7. The marine propeller static balance detection apparatus of claim 6, wherein: the limit adjusting assembly comprises a debugging frame (25) arranged on the mandrel (2), a baffle corresponding to the angle position of each blade of the propeller is arranged on the debugging frame (25), a lifting cylinder (28) is arranged on the supporting part (1), a mounting plate (29) is arranged on the lifting cylinder (28), piston sleeves (30) are arranged on two sides of the mounting plate (29), a debugging shaft (32) is connected in the piston sleeves (30) in a sliding manner, a debugging spring (33) is arranged at the lower end of the debugging shaft (32), the debugging spring (33) is used for giving force to the debugging shaft (32) away from the mounting plate (29), a pressure sensor I (27) is arranged at one end of the limiting groove (14), the pressure sensor I (27) is used for detecting elastic pressure of the reset spring (16), the lifting cylinder (28) is suitable for stretching out of the supporting cylinder (28) to the horizontal position after the pressure sensor I (27) detects the elastic pressure of the reset spring (16) is contracted to the limit.

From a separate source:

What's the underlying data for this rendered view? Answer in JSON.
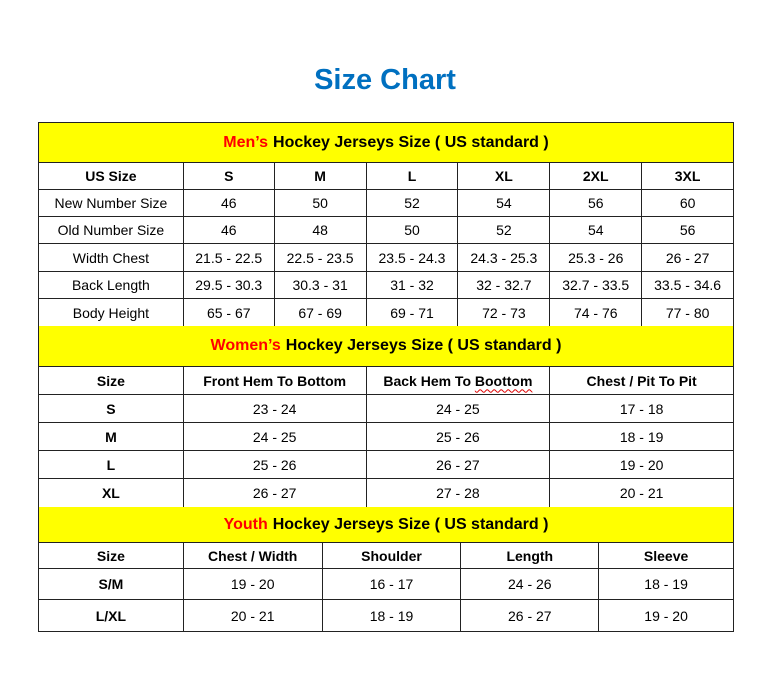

8. The marine propeller static balance detection apparatus of claim 7, wherein: the lower ends of the two groups of debugging springs (33) are provided with pressure sensors II (31), the pressure sensors II (31) are electrically connected with the PLC control system (34), and the pressure sensors II (31) are used for monitoring the elastic pressure of the debugging springs (33);

wherein: when the pressure values detected by the two pressure sensors II (31) are stable within a preset range, a signal for retracting the telescopic cylinder (7) is given by the PLC control system (34).

9. The marine propeller static balance detection apparatus of claim 8, wherein: the PLC control system (34) is electrically connected with a control switch (35), and the control switch (35) is used for controlling the start and stop of the driving motor (26).